Work & Energy of disc on conveyor belt

[jjiimmyy101]

Problem: The coefficient of kinetic friction between the 100 lb disk and the surface of the conveyor belt is 0.2. If the conveyor belt is moving with a speed of 6 ft/s when the disk is placed in contact with it determine the number of revolutions the disk makes before it reaches a constant angular velocity.

So this is what I have so far:

At state 1: T1 = 1/2 * m * V^2 + 1/2 * Ig * $$\omega^2$$


Work done from state 1 to state 2: U = Moment * $$\theta$$

Moment = friction *(0.5) = (0.2)*(100)*(0.5)

At State 2: I get stuck right here. Don't I have to know how far the disk travels to be able to calculate velcocity at state 2 and so on.
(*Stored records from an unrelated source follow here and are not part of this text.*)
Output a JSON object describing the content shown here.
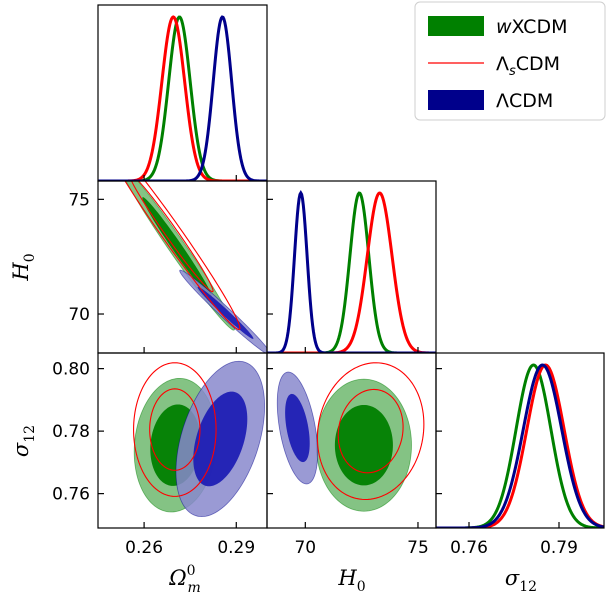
{
  "chart_data": {
    "type": "corner",
    "colors": {
      "wXCDM": "#008000",
      "LambdaSCDM": "#ff0000",
      "LambdaCDM": "#00008b",
      "wXCDM_fill_inner": "#008000",
      "wXCDM_fill_outer": "#6fb86f",
      "LambdaCDM_fill_inner": "#1f1fb4",
      "LambdaCDM_fill_outer": "#8888cc"
    },
    "legend": {
      "position": "top-right",
      "entries": [
        {
          "key": "wXCDM",
          "style": "filled",
          "parts": [
            {
              "t": "w",
              "it": true
            },
            {
              "t": "XCDM"
            }
          ]
        },
        {
          "key": "LambdaSCDM",
          "style": "line",
          "parts": [
            {
              "t": "Λ"
            },
            {
              "t": "s",
              "sub": true,
              "it": true
            },
            {
              "t": "CDM"
            }
          ]
        },
        {
          "key": "LambdaCDM",
          "style": "filled",
          "parts": [
            {
              "t": "ΛCDM"
            }
          ]
        }
      ]
    },
    "params": {
      "Om": {
        "label_main": "Ω",
        "label_sup": "0",
        "label_sub": "m",
        "range": [
          0.245,
          0.3
        ],
        "ticks": [
          0.26,
          0.29
        ],
        "tick_labels": [
          "0.26",
          "0.29"
        ]
      },
      "H0": {
        "label_main": "H",
        "label_sub": "0",
        "range": [
          68.3,
          75.8
        ],
        "ticks": [
          70,
          75
        ],
        "tick_labels": [
          "70",
          "75"
        ]
      },
      "s12": {
        "label_main": "σ",
        "label_sub": "12",
        "range": [
          0.749,
          0.805
        ],
        "ticks": [
          0.76,
          0.78,
          0.8
        ],
        "tick_labels_x": [
          "0.76",
          "0.79"
        ],
        "ticks_x": [
          0.76,
          0.79
        ],
        "tick_labels_y": [
          "0.76",
          "0.78",
          "0.80"
        ]
      }
    },
    "marginals": {
      "Om": [
        {
          "model": "wXCDM",
          "mean": 0.2715,
          "sigma": 0.0035
        },
        {
          "model": "LambdaSCDM",
          "mean": 0.2695,
          "sigma": 0.0037
        },
        {
          "model": "LambdaCDM",
          "mean": 0.2855,
          "sigma": 0.003
        }
      ],
      "H0": [
        {
          "model": "wXCDM",
          "mean": 72.4,
          "sigma": 0.42
        },
        {
          "model": "LambdaSCDM",
          "mean": 73.3,
          "sigma": 0.55
        },
        {
          "model": "LambdaCDM",
          "mean": 69.8,
          "sigma": 0.28
        }
      ],
      "s12": [
        {
          "model": "wXCDM",
          "mean": 0.7815,
          "sigma": 0.0058
        },
        {
          "model": "LambdaSCDM",
          "mean": 0.7855,
          "sigma": 0.0062
        },
        {
          "model": "LambdaCDM",
          "mean": 0.7845,
          "sigma": 0.0064
        }
      ]
    },
    "contours": {
      "Om_H0": [
        {
          "model": "wXCDM",
          "style": "filled",
          "center": [
            0.2708,
            72.9
          ],
          "sd": [
            0.0075,
            1.45
          ],
          "rho": -0.985
        },
        {
          "model": "LambdaSCDM",
          "style": "line",
          "center": [
            0.2688,
            73.55
          ],
          "sd": [
            0.009,
            1.7
          ],
          "rho": -0.985
        },
        {
          "model": "LambdaCDM",
          "style": "filled",
          "center": [
            0.2865,
            70.05
          ],
          "sd": [
            0.006,
            0.75
          ],
          "rho": -0.985
        }
      ],
      "Om_s12": [
        {
          "model": "wXCDM",
          "style": "filled",
          "center": [
            0.2702,
            0.7755
          ],
          "sd": [
            0.0054,
            0.0086
          ],
          "rho": 0.1
        },
        {
          "model": "LambdaSCDM",
          "style": "line",
          "center": [
            0.27,
            0.7805
          ],
          "sd": [
            0.0054,
            0.0086
          ],
          "rho": 0.0
        },
        {
          "model": "LambdaCDM",
          "style": "filled",
          "center": [
            0.2848,
            0.7775
          ],
          "sd": [
            0.0058,
            0.01
          ],
          "rho": 0.42
        }
      ],
      "H0_s12": [
        {
          "model": "wXCDM",
          "style": "filled",
          "center": [
            72.6,
            0.7755
          ],
          "sd": [
            0.85,
            0.0085
          ],
          "rho": 0.0
        },
        {
          "model": "LambdaSCDM",
          "style": "line",
          "center": [
            72.9,
            0.78
          ],
          "sd": [
            0.95,
            0.0088
          ],
          "rho": 0.1
        },
        {
          "model": "LambdaCDM",
          "style": "filled",
          "center": [
            69.65,
            0.781
          ],
          "sd": [
            0.36,
            0.0072
          ],
          "rho": -0.45
        }
      ]
    }
  }
}
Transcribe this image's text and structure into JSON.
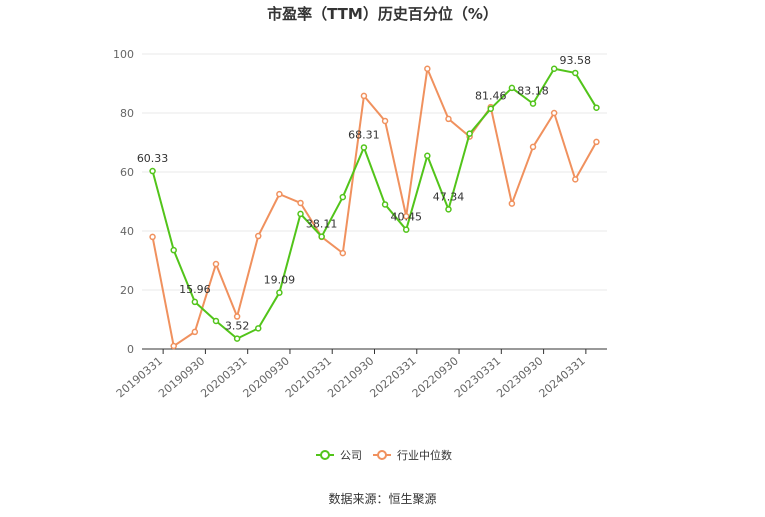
{
  "chart_data": {
    "type": "line",
    "title": "市盈率（TTM）历史百分位（%）",
    "xlabel": "",
    "ylabel": "",
    "ylim": [
      0,
      100
    ],
    "yticks": [
      0,
      20,
      40,
      60,
      80,
      100
    ],
    "grid": true,
    "legend_position": "bottom",
    "x": [
      "20190331",
      "20190630",
      "20190930",
      "20191231",
      "20200331",
      "20200630",
      "20200930",
      "20201231",
      "20210331",
      "20210630",
      "20210930",
      "20211231",
      "20220331",
      "20220630",
      "20220930",
      "20221231",
      "20230331",
      "20230630",
      "20230930",
      "20231231",
      "20240331",
      "20240630"
    ],
    "xticklabels": [
      "20190331",
      "20190930",
      "20200331",
      "20200930",
      "20210331",
      "20210930",
      "20220331",
      "20220930",
      "20230331",
      "20230930",
      "20240331"
    ],
    "series": [
      {
        "name": "公司",
        "color": "#52c41a",
        "values": [
          60.33,
          33.5,
          15.96,
          9.5,
          3.52,
          7.0,
          19.09,
          45.8,
          38.11,
          51.5,
          68.31,
          49.0,
          40.45,
          65.5,
          47.34,
          73.0,
          81.46,
          88.5,
          83.18,
          95.0,
          93.58,
          81.8
        ],
        "labels": {
          "0": "60.33",
          "2": "15.96",
          "4": "3.52",
          "6": "19.09",
          "8": "38.11",
          "10": "68.31",
          "12": "40.45",
          "14": "47.34",
          "16": "81.46",
          "18": "83.18",
          "20": "93.58"
        }
      },
      {
        "name": "行业中位数",
        "color": "#f0915e",
        "values": [
          38.0,
          1.0,
          5.8,
          28.8,
          11.0,
          38.3,
          52.5,
          49.5,
          38.0,
          32.5,
          85.8,
          77.3,
          45.0,
          95.0,
          78.0,
          72.0,
          82.0,
          49.3,
          68.5,
          80.0,
          57.5,
          70.2
        ]
      }
    ]
  },
  "source_text": "数据来源：恒生聚源"
}
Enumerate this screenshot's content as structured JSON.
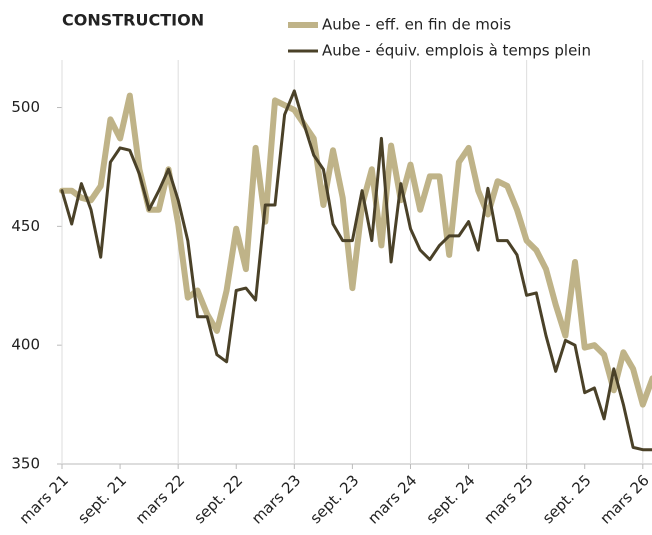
{
  "chart_data": {
    "type": "line",
    "title": "CONSTRUCTION",
    "categories": [
      "mars 21",
      null,
      null,
      null,
      null,
      null,
      "sept. 21",
      null,
      null,
      null,
      null,
      null,
      "mars 22",
      null,
      null,
      null,
      null,
      null,
      "sept. 22",
      null,
      null,
      null,
      null,
      null,
      "mars 23",
      null,
      null,
      null,
      null,
      null,
      "sept. 23",
      null,
      null,
      null,
      null,
      null,
      "mars 24",
      null,
      null,
      null,
      null,
      null,
      "sept. 24",
      null,
      null,
      null,
      null,
      null,
      "mars 25",
      null,
      null,
      null,
      null,
      null,
      "sept. 25",
      null,
      null,
      null,
      null,
      null,
      "mars 26",
      null
    ],
    "series": [
      {
        "name": "Aube - eff. en fin de mois",
        "color": "#bfb388",
        "values": [
          465,
          465,
          462,
          461,
          467,
          495,
          487,
          505,
          474,
          457,
          457,
          474,
          451,
          420,
          423,
          413,
          406,
          423,
          449,
          432,
          483,
          452,
          503,
          501,
          499,
          493,
          487,
          459,
          482,
          462,
          424,
          459,
          474,
          442,
          484,
          461,
          476,
          457,
          471,
          471,
          438,
          477,
          483,
          465,
          455,
          469,
          467,
          457,
          444,
          440,
          432,
          417,
          404,
          435,
          399,
          400,
          396,
          381,
          397,
          390,
          375,
          386
        ]
      },
      {
        "name": "Aube - équiv. emplois à temps plein",
        "color": "#4a4128",
        "values": [
          465,
          451,
          468,
          457,
          437,
          477,
          483,
          482,
          472,
          457,
          465,
          474,
          461,
          444,
          412,
          412,
          396,
          393,
          423,
          424,
          419,
          459,
          459,
          497,
          507,
          493,
          480,
          474,
          451,
          444,
          444,
          465,
          444,
          487,
          435,
          468,
          449,
          440,
          436,
          442,
          446,
          446,
          452,
          440,
          466,
          444,
          444,
          438,
          421,
          422,
          404,
          389,
          402,
          400,
          380,
          382,
          369,
          390,
          375,
          357,
          356,
          356
        ]
      }
    ],
    "ylim": [
      350,
      520
    ],
    "yticks": [
      350,
      400,
      450,
      500
    ]
  }
}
Any pointers would be appreciated.

 

[jjiimmyy101]

anyone?

 

[arildno]

Okay:
1) The kinetic friction will stop acting once the CONTACT POINT on the disk has achieved the velocity of the conveyor belt (no relative motion!)
2) Use Newton's 2.law to determine the velocity of the center of mass as a function of time.
3) Calculate the torque of the frictional force with respect to the center of mass, and gain an expression for the disk's angular velocity as a function of time.
4) The contact point velocity is given by the rigid body motion formula; use this to determine the time at which the contact point achieves the conveyor belt velocity.
5) Use this time to determine the number of revolutions.